Kelley Rourke, the dramaturge at the Glimmerglass Festival, has also updated the libretto to reflect the change in setting.
Another aspect of the show’s design that is notable is that the stage transforms between the first and second act, as the second act consists of the opera the performers are preparing to perform in the first.
“The whole place is transformed in act two into a more magical place,” said Hourie. “It’s actually the thing that makes it the most exciting.”
Hourie has been working on the show since February 2013, while Teague has been working on it since August of last year.
Teague, who has worked in the costuming field for about 10 years and is based in Washington D.C., has a long-running relationship with the Glimmerglass Festival. He first came to Glimmerglass in 2009 and worked as a costume shop buyer.

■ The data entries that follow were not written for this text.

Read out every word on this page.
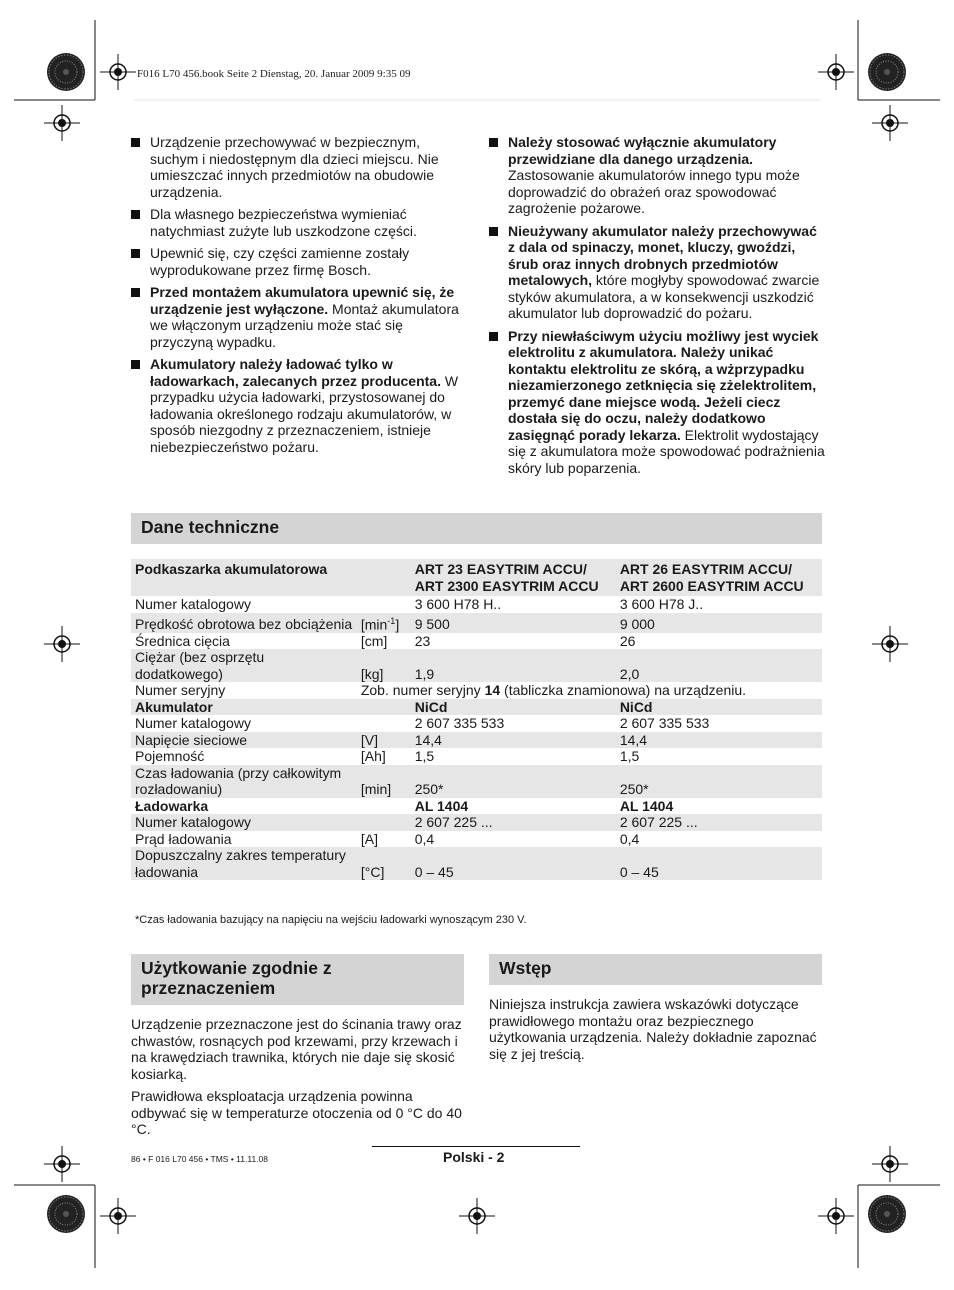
F016 L70 456.book Seite 2 Dienstag, 20. Januar 2009 9:35 09
Urządzenie przechowywać w bezpiecznym, suchym i niedostępnym dla dzieci miejscu. Nie umieszczać innych przedmiotów na obudowie urządzenia.
Dla własnego bezpieczeństwa wymieniać natychmiast zużyte lub uszkodzone części.
Upewnić się, czy części zamienne zostały wyprodukowane przez firmę Bosch.
Przed montażem akumulatora upewnić się, że urządzenie jest wyłączone. Montaż akumulatora we włączonym urządzeniu może stać się przyczyną wypadku.
Akumulatory należy ładować tylko w ładowarkach, zalecanych przez producenta. W przypadku użycia ładowarki, przystosowanej do ładowania określonego rodzaju akumulatorów, w sposób niezgodny z przeznaczeniem, istnieje niebezpieczeństwo pożaru.
Należy stosować wyłącznie akumulatory przewidziane dla danego urządzenia. Zastosowanie akumulatorów innego typu może doprowadzić do obrażeń oraz spowodować zagrożenie pożarowe.
Nieużywany akumulator należy przechowywać z dala od spinaczy, monet, kluczy, gwoździ, śrub oraz innych drobnych przedmiotów metalowych, które mogłyby spowodować zwarcie styków akumulatora, a w konsekwencji uszkodzić akumulator lub doprowadzić do pożaru.
Przy niewłaściwym użyciu możliwy jest wyciek elektrolitu z akumulatora. Należy unikać kontaktu elektrolitu ze skórą, a wżprzypadku niezamierzonego zetknięcia się zżelektrolitem, przemyć dane miejsce wodą. Jeżeli ciecz dostała się do oczu, należy dodatkowo zasięgnąć porady lekarza. Elektrolit wydostający się z akumulatora może spowodować podrażnienia skóry lub poparzenia.
Dane techniczne
Podkaszarka akumulatorowa		ART 23 EASYTRIM ACCU/ ART 2300 EASYTRIM ACCU	ART 26 EASYTRIM ACCU/ ART 2600 EASYTRIM ACCU
Numer katalogowy		3 600 H78 H..	3 600 H78 J..
Prędkość obrotowa bez obciążenia	$[\min^{-1}]$	9 500	9 000
Średnica cięcia	[cm]	23	26
Ciężar (bez osprzętu dodatkowego)	[kg]	1,9	2,0
Numer seryjny	Zob. numer seryjny 14 (tabliczka znamionowa) na urządzeniu.		
Akumulator		NiCd	NiCd
Numer katalogowy		2 607 335 533	2 607 335 533
Napięcie sieciowe	[V]	14,4	14,4
Pojemność	[Ah]	1,5	1,5
Czas ładowania (przy całkowitym rozładowaniu)	[min]	250*	250*
Ładowarka		AL 1404	AL 1404
Numer katalogowy		2 607 225 ...	2 607 225 ...
Prąd ładowania	[A]	0,4	0,4
Dopuszczalny zakres temperatury ładowania	[°C]	0 – 45	0 – 45
*Czas ładowania bazujący na napięciu na wejściu ładowarki wynoszącym 230 V.
Użytkowanie zgodnie z przeznaczeniem

Urządzenie przeznaczone jest do ścinania trawy oraz chwastów, rosnących pod krzewami, przy krzewach i na krawędziach trawnika, których nie daje się skosić kosiarką.

Prawidłowa eksploatacja urządzenia powinna odbywać się w temperaturze otoczenia od 0 °C do 40 °C.

Wstęp

Niniejsza instrukcja zawiera wskazówki dotyczące prawidłowego montażu oraz bezpiecznego użytkowania urządzenia. Należy dokładnie zapoznać się z jej treścią.

86 • F 016 L70 456 • TMS • 11.11.08	Polski - 2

“My first season in Glimmerglass I fell in love with the place,” said Teague.
Teague returned to Glimmerglass in 2011 and 2012 to serve as the festival’s craft shop manager, and was the costume designer for last year’s production of The Flying Dutchman.
Hourie, who is based out of Toronto and has been a set designer for about 16 years, said that it has been a longtime goal of his to work at the Glimmerglass Festival.
“It’s been a highlight of my career already,” said Hourie.
Hourie also works as an installation artist, and he said that he tends to design for only two shows a year. Both he and Teague, however, expressed a desire to work with the Glimmerglass Festival again in the future.